İş Hukukuna Hakim Olan Temel İlkeler;

• İş Hukukunun Kamu Düzenine ait olması,

• İşçi Lehine Yorum İlkesi

• Güçlü olan İşveren karşısında ekonomik yönden zayıf olan işçinin korunması

• Emredici Kurallar

• İş Sözleşmesinin her bir sayfasının işçi tarafından imzalanması gerekliliği

 

A. İş Sözleşmesi; Bir tarafın bağımlı olarak iş görmeyi, diğer tarafın da ücret ödemeyi üstlenmesinden oluşan sözleşmedir.

İş Sözleşmesinin Unsurları; İş, Ücret, Bağlılık

Başlıca Türleri

1. Deneme Süreli İş Sözleşmesi

2. Belirli /Belirsiz Süreli İş Sözleşmesi

3. Tam Süreli / Kısmi Süreli İş Sözleşmesi

 

İşçinin Denenme Süresi ; en fazla 2 ay olabilir. İstisnası; Toplu İş Sözleşmesi olan yerlerde denenme süresi 4 aydır.

Deneme süresi içinde her iki taraf da İş Sözleşmesini bildirim süresine gerek olmaksızın ve tazminatsız feshedebilir.

4. Belirsiz Süreli İş Sözleşmesi İş ilişkisinin bir süreye bağlı olarak yapılmadığı halde sözleşme belirsiz süreli sayılır.

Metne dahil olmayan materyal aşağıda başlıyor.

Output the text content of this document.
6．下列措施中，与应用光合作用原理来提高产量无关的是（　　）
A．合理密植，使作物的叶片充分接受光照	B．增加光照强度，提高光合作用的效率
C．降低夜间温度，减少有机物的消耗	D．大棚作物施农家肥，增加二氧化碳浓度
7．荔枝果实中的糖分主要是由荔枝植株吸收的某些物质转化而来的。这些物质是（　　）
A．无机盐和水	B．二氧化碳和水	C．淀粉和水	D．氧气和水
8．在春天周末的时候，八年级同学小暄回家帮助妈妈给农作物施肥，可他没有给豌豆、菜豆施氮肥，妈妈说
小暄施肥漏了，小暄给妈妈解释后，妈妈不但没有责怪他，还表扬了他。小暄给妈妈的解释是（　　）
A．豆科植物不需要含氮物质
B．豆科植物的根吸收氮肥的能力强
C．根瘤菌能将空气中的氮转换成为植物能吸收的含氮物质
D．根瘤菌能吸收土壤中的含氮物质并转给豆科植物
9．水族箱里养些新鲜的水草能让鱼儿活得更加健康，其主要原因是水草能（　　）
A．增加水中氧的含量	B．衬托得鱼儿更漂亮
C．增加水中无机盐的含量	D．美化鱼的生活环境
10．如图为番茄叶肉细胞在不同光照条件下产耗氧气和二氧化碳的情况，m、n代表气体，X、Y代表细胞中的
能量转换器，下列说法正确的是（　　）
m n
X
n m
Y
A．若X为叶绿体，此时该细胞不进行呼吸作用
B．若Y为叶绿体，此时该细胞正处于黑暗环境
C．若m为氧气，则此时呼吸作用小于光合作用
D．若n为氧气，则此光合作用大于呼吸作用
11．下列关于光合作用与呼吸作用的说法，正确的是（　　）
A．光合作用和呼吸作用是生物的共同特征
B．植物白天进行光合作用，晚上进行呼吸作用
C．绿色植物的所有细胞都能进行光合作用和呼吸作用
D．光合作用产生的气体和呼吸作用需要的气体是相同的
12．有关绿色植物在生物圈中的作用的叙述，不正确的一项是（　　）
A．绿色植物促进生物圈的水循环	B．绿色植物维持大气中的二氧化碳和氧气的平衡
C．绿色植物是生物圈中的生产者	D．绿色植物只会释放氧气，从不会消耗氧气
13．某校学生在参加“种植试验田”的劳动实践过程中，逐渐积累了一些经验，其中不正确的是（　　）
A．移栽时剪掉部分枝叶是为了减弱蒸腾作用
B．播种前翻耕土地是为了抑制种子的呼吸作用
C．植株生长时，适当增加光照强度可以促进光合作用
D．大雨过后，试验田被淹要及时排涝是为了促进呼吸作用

5. Belirli Süreli İş Sözleşmesi Objektif Şarta bağlı olarak işveren ile işçi arasında yazılı şekilde yapılan iş sözleşmesi belirli süreli iş sözleşmesidir.

 

Belirli Süreli İş Sözleşmesi esaslı bir neden olmadıkça, birden fazla üst üste (zincirleme) yapılamaz. Aksi halde iş sözleşmesi başlangıçtan itibaren belirsiz süreli kabul edilir. Esaslı nedene dayalı zincirleme iş sözleşmeleri, belirli süreli olma özelliğini korurlar.

 

B. Eşit İşlem İlkesi (İş K. md.5); İş ilişkisinde dil, ırk, renk, cinsiyet, engellilik, siyasal düşünce, felsefî inanç, din ve mezhep ve benzeri sebeplere dayalı ayrım yapılamaz; Tam süreli çalışan işçi - Kısmi süreli çalışan işçiye,  -Belirsiz süreli çalışan işçi -Belirli süreli çalışan işçiye; Cinsiyet veya gebelik nedeniyle İş ilişkisinde veya sona ermesinde yukarıdaki fıkra hükümlerine aykırı davranıldığında işçi, dört aya kadar ücreti tutarındaki uygun bir tazminattan başka yoksun bırakıldığı haklarını da talep edebilir.

 

Yargıtay 9. H.D. 2014/27623 K. 23.9.2014; “Davalı vekili mavi yakalı çalışanlara belirtilen oranlar üzerinden ödeme yapıldığını açıklamakla birlikte, beyaz yakalı işçilere ise yasal oranların uygulanması gerektiğini savunmuştur. İş mevzuatında beyaz yakalı işçi mavi yakalı işçi ayrımı bulunmamaktadır. Bu sebeple çalışanlar arasında fazla çalışma ve bayram genel tatil ücretleri bakımından farklı oranların uygulanması İş Kanunu'nun 5. maddesine aykırılık oluşturur.”

 

C. Eğitim Taahhüdü

Masrafları işverence karşılanmak suretiyle çalışanın işyeri faaliyet amaçlarına uygun olarak mesleki bilgi ve yeteneklerini geliştirmesi için verilecek eğitime katılmasının sağlanması ve çalışanın eğitim sebebiyle işverene karşı mecburi hizmet yükümlülüğüne ilişkin taahhüttür.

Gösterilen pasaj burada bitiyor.